C’est pourquoi Oracle a entrepris d’adresser ce problème depuis des années maintenant, à vrai dire, le projet GraalVM a existé pendant longtemps, mais ce n’est que maintenant qu’il est prêt pour une utilisation générale après l’annonce de cette version 1.0.

« GraalVM fournit une haute performance pour les langages individuels et une interopérabilité sans frais supplémentaires pour créer des applications polyglottes.

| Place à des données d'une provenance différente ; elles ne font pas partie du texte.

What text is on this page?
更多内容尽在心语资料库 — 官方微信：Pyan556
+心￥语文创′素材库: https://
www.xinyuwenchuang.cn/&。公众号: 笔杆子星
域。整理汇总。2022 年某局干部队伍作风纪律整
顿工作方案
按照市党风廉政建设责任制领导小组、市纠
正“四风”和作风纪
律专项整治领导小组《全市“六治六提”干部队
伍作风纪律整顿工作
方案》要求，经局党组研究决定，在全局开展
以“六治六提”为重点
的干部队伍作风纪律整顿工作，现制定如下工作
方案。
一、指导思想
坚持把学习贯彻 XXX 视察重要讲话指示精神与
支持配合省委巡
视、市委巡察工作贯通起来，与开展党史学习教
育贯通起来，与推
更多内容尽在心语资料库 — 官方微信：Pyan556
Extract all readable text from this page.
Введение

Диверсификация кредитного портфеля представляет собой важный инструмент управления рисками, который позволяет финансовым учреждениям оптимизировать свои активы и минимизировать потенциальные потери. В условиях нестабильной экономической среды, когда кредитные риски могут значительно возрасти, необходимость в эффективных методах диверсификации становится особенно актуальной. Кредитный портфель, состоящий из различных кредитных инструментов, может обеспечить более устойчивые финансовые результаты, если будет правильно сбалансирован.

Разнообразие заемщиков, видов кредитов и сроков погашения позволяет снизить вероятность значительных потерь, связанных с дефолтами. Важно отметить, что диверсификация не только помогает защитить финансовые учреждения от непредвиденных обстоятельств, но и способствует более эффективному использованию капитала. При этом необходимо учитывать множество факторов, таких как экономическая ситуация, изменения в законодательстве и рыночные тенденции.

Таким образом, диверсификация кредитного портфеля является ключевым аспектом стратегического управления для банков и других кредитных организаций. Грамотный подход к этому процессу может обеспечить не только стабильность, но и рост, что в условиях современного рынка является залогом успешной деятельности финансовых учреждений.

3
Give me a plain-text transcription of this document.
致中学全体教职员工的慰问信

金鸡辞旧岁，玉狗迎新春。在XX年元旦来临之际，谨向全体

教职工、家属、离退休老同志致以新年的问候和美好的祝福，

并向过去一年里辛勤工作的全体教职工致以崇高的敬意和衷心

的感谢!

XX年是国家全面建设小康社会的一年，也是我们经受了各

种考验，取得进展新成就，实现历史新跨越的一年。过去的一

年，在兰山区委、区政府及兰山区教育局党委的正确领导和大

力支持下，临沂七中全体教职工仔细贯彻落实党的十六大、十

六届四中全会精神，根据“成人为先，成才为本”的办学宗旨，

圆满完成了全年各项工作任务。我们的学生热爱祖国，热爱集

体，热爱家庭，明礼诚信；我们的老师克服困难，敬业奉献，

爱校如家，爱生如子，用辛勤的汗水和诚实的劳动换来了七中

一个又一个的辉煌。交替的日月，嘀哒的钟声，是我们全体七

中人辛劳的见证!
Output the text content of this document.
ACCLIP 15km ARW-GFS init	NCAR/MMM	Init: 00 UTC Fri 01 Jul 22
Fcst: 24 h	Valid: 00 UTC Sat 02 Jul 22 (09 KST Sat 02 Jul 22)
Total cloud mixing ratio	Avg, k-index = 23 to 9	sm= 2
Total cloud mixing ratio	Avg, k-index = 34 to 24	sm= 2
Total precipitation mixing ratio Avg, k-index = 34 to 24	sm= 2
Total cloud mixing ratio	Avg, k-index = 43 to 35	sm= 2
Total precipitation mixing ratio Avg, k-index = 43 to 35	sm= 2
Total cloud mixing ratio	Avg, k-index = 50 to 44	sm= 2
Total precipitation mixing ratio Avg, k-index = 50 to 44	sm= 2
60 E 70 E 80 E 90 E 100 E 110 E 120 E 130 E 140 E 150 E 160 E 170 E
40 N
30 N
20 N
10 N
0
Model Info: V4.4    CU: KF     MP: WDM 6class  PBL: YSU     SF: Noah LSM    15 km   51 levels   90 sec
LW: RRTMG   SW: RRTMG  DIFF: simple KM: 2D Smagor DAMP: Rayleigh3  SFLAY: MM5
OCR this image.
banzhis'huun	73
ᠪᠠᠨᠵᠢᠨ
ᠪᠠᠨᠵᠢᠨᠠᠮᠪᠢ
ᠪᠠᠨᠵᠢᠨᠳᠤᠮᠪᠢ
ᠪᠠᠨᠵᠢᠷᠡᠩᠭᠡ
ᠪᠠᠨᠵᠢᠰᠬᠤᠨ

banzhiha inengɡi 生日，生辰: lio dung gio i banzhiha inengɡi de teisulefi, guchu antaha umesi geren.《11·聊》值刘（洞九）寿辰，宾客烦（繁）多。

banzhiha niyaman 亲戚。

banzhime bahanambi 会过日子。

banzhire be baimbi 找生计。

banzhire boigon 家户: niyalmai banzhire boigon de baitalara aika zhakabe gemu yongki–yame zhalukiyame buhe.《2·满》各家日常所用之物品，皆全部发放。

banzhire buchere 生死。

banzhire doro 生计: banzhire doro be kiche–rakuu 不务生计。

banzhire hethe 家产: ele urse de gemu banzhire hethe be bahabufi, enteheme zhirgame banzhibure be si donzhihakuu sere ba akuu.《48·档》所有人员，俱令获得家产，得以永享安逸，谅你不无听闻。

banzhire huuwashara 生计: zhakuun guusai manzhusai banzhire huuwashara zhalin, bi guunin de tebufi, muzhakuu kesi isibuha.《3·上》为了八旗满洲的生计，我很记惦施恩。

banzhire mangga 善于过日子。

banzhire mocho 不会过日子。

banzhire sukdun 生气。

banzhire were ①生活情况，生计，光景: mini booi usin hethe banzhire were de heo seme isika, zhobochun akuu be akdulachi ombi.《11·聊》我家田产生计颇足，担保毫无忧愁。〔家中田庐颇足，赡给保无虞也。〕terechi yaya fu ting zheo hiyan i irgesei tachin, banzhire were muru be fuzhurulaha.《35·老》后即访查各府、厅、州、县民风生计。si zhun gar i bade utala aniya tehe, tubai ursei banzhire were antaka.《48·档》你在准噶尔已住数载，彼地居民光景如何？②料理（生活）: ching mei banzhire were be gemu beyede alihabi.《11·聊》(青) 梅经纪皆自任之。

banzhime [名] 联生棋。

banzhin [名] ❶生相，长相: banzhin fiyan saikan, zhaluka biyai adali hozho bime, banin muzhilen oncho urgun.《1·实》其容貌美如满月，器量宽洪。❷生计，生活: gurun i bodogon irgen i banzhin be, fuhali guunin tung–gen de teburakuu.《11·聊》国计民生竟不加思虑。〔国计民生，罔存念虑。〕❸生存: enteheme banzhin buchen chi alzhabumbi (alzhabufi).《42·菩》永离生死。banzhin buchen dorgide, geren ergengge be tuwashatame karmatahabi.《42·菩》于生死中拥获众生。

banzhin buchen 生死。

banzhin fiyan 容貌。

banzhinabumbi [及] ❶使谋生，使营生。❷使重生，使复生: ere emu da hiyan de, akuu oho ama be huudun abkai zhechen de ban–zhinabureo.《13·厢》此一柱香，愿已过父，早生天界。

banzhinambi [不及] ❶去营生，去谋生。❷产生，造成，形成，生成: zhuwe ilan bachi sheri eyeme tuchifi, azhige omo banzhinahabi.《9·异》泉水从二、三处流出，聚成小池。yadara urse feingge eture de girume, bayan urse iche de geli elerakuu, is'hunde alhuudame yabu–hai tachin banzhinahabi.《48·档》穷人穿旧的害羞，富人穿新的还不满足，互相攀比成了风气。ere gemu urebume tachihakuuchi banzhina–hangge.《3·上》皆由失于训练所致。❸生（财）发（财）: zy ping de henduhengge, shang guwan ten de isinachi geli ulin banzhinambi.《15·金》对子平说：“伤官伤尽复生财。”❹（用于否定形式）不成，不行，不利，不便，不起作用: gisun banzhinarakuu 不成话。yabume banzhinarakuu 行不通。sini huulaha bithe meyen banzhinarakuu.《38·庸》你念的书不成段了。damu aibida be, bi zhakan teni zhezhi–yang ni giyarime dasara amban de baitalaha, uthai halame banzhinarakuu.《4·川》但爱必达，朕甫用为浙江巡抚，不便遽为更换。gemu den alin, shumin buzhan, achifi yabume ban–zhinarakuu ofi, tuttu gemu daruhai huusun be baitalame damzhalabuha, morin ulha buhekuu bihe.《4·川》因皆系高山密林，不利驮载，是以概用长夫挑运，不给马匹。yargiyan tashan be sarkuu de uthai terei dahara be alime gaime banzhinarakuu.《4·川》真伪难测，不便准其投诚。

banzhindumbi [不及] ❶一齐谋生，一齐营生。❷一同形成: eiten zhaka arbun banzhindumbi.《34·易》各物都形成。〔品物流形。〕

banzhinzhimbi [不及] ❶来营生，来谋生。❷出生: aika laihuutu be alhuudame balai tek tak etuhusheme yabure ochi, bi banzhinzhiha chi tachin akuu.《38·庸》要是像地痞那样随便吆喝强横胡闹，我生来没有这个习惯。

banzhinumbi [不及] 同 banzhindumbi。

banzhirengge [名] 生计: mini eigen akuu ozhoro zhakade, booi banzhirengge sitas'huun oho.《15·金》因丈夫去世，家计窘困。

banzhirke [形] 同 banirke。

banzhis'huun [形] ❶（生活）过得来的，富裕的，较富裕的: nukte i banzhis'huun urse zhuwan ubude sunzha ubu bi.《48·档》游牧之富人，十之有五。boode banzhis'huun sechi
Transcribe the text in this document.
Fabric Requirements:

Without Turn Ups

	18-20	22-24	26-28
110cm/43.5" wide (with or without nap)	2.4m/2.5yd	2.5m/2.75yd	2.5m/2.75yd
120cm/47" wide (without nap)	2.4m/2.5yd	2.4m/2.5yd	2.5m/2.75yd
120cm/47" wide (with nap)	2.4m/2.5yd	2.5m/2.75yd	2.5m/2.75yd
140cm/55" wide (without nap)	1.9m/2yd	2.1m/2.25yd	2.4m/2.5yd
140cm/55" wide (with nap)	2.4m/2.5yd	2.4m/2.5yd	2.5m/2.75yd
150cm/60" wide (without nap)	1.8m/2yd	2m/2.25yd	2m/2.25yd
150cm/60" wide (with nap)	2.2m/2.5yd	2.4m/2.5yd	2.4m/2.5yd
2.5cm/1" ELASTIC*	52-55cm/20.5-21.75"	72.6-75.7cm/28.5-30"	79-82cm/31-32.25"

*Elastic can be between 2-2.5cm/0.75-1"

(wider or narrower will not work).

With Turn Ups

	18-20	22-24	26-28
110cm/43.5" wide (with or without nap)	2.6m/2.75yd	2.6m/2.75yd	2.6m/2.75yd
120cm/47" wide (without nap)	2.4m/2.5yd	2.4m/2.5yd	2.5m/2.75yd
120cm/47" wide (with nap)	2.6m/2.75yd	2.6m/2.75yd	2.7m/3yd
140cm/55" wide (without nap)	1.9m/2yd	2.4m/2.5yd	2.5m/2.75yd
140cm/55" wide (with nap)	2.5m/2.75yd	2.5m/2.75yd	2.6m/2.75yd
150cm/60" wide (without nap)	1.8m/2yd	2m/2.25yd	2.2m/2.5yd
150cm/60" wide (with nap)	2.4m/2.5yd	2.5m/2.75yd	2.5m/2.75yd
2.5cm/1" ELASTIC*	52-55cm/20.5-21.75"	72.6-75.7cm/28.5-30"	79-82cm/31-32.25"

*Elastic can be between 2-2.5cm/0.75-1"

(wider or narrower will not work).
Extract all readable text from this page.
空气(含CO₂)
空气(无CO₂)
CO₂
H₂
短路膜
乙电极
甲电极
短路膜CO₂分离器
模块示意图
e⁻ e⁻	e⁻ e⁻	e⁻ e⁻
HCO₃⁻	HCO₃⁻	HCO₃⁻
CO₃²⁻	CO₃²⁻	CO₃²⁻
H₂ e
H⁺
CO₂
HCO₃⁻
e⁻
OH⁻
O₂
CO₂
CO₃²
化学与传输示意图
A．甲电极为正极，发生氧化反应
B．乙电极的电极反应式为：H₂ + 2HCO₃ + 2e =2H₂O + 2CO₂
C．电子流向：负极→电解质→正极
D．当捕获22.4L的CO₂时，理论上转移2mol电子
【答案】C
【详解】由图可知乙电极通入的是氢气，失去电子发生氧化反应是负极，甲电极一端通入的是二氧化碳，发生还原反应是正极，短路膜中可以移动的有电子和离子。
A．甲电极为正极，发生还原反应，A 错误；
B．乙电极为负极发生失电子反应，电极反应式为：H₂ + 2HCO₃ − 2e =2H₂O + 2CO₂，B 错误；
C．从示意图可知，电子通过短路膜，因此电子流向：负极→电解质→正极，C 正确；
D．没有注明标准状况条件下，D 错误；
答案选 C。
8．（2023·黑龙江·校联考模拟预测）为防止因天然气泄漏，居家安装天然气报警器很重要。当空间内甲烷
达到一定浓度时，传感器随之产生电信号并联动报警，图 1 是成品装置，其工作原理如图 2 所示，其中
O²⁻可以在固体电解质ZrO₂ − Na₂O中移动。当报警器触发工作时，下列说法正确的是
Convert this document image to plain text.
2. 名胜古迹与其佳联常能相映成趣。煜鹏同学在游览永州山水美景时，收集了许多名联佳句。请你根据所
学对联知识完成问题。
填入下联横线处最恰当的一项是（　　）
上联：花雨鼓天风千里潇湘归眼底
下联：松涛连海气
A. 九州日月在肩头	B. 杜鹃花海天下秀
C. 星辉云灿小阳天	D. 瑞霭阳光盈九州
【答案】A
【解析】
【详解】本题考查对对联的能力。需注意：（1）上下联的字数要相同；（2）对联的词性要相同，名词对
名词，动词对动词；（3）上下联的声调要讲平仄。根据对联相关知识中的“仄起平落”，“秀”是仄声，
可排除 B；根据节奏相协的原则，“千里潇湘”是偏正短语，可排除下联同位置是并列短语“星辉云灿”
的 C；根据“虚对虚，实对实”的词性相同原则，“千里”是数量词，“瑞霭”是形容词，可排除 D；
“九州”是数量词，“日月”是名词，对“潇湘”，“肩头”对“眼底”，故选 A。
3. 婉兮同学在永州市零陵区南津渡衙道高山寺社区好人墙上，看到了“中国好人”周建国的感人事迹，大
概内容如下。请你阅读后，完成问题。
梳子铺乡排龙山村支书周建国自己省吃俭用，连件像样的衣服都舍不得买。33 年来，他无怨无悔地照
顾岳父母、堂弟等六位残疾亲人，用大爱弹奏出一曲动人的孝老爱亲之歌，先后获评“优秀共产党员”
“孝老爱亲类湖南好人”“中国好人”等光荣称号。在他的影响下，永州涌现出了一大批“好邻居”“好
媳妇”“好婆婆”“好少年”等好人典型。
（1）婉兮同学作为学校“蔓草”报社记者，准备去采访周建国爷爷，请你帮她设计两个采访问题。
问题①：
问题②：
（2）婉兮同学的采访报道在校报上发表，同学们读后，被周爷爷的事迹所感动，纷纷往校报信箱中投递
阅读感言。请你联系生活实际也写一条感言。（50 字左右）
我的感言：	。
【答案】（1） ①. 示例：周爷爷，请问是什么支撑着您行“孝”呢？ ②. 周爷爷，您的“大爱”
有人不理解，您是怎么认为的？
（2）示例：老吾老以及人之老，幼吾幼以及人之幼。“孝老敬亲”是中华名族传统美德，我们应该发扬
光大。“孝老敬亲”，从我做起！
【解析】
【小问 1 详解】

Au lieu de convertir des structures de données aux limites des langages, GraalVM permet aux objets et tableurs d’être utilisés directement par des langages étrangers. »

Un exemple des possibilités offertes inclut l’accès à une fonctionnalité d’une bibliothèque Java depuis du code Node.js ; ou appeler un programme statistique de Python depuis Java ; ou utiliser R pour créer un graphe SVG avec des données gérées par un autre langage.

« Pour les langages JVM, GraalVM offre un mécanisme pour créer des images natives dotées d’un démarrage instantané et une utilisation faible de la mémoire. Le processus de génération d’image exécute une analyse statique pour trouver tout code susceptible d’être atteint depuis la méthode Java principale et effectue par la suite une compilation anticipée (AOT). Le résultat natif qui en résulte contient le programme entier en code machine pour une exécution immédiate. Il peut être lié avec d’autres programmes natifs et peut optionnellement inclure le compilateur GraalVM pour le support d’une compilation à la volée afin d’exécuter tout langage GraalVM en haute performance. »

Selon Oracle, un avantage majeur de l’écosystème GraalVM est d’offrir des outils qui supportent tout langage et applicables pour tous les déploiements GraalVM. L’installation de base fournit aux développeurs un débogueur, un profiler (profilage de code) et un heap viewer. Oracle encourage les développeurs tiers à utiliser l’instrumentation API ou les API d’implémentation de langages pour enrichir davantage l’écosystème GraalVM.

« Cette première version n’est qu’un début. Nous travaillons pour améliorer tous les aspects de GraalVM ; en particulier le support de Python, R et Ruby. GraalVM est écosystème ouvert et nous encourageons tout le monde à créer dessus leurs propres langages ou outils. Nous voulons faire de GraalVM un projet collaboratif permettant une exécution standardisée des langages et un groupe d’outils riches, » a écrit Oracle.